Architecture photo walks and courses

Walks: Explore places through photography and discover the stories about architecture and urban change in different parts of the city.  

Courses: Photography courses run throughout the year at the Mary Ward Centre and Gloucester Adult Education and include:

  • Digital Photography in the City - learn practically how creative ideas take shape from location to photograph
  • Digital Photography Introduction - be more in control of your digital camera and use it more creatively
  • Photography Studies- learn from the photographers whose images changed the way we see 
  • Photography with an iPad - use your smartphone or tablet and learn about photography composition  
  • Photography at Gloucester Cathedral and at the Docks - learn to use your camera and take better photos  

Further details on the photo walks, below, with links to recent listings. 

Concrete Futures - Poplar Brutalism

Balfron Tower and the Robin Hood Gardens estate are two of the most well-known examples of Brutalist architecture in East London. Located in a Conservation Area, the Balfron Tower is Grade II* listed and being refurbished whereas Robin Hood Gardens is undergoing demolition as part of the Blackwall Reach regeneration scheme. On this walk we reflect on the utopian ambitions of the architects behind these great social housing projects and question what aspects of their pasts might have led to such diverging futures. 

See listing of this walk from the 18 May 2019 at

Olympic Park - legacy landscape 

London’s proposal for the 2012 Olympics was to develop a ‘legacy’ park for the future that would long outlast the temporary setting of the Games. The Park would be a model of sustainable urban landscape design and provide a backdrop for some inspirational architecture including the London Aquatics Centre and the RIBA Stirling Prize shortlisted Velodrome. With photographs from before and after the Games along with insights of living within the local neighbourhood this photo walk looks at the legacy of the Park and considers the changes that are yet to come. 

See listing for this walk from 25 Sep 2021 at

The Leaway - urban connections

From Pudding Mill Lane to Leamouth, the Leaway is a walking route through a once fragmented urban landscape of East London’s industrial past. It is also the backbone for an extended Lea River Park that links the Olympic Park to the Thames. On this photo walk we will see the historical features of this once industrialised area as well as the emerging new landscape and stop at Cody Dock where the community is leading the redevelopment. Along the way we will pass several sculptures on The Line art trail as well as find thriving wildlife and surprising views of London’s skyline.

See listing for from the 24th Oct 2021 at

Canada Water and Rotherhithe:  

The industrial wharves of Rotherhithe were some of the first in London to undergo a change to residential use.  We will walk through what is now a largely residential area but which was formerly full of dockyards and timber ponds with trading connections to the Baltic and Scandinavian countries. Starting at Canada Water the walk will scale Stave Hill for spectacular views to Canary Wharf, find Georgian inspiration on the longest street in London and end at Rotherhithe Village - a suitable place to enjoy some well-earned refreshment.
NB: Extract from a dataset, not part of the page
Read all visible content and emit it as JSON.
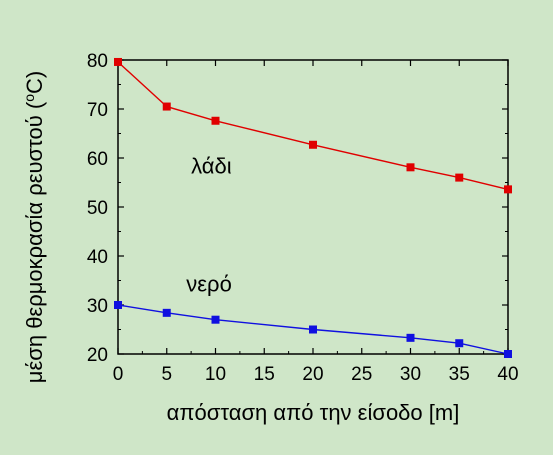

Deptford Creekside - conservation and culture

Deptford Creekside was granted conservation status in 2012 and along with architectural and industrial heritage the area is also well-known for its many artists studios and galleries. Starting at Cutty Sark, this walk heads in the opposite direction to Greenwich and considers the importance of arts and culture to the urban regeneration underway. A stop to see the translucent Laban Dance Centre by Herzog and de Meuron, which won the RIBA Stirling Prize in 2003, is one of the highlights before exploring the rest of the historic Creekside conservation area.

See listing of this walk from 5 Oct 2019 at

Golden Lane Estate and the Barbican

These two great estates were designed about ten years apart by architects Chamberlin, Powell and Bon to provide much needed housing in City of London locations that had been heavily bomb damaged during the war. Now listed they continue to be exemplars from a period of utopian ideals for city living with gardens, open spaces and leisure facilities that were all carefully designed to meet the needs of residents. Starting at Barbican station the walk explores the vantage points around Golden Lane before heading up onto the Barbican Highwalks and finishing at Moorgate.  

Kings Cross and St Pancras

Explore one of London’s largest re-development zones on this architecture photo walk that focusses on the extensive regeneration of Kings Cross and St Pancras. Previously an industrial area defined by its rail landscape and dissected by the Regent’s Canal, the space has been re-imagined as a new creative quarter. With many of its historic buildings re-purposed we will walk through the Granary Building, find views of Gasholder Park and visit the bustling Coal Drops Yard before exploring the new architecture and the sustainable ideas at the Skip Garden.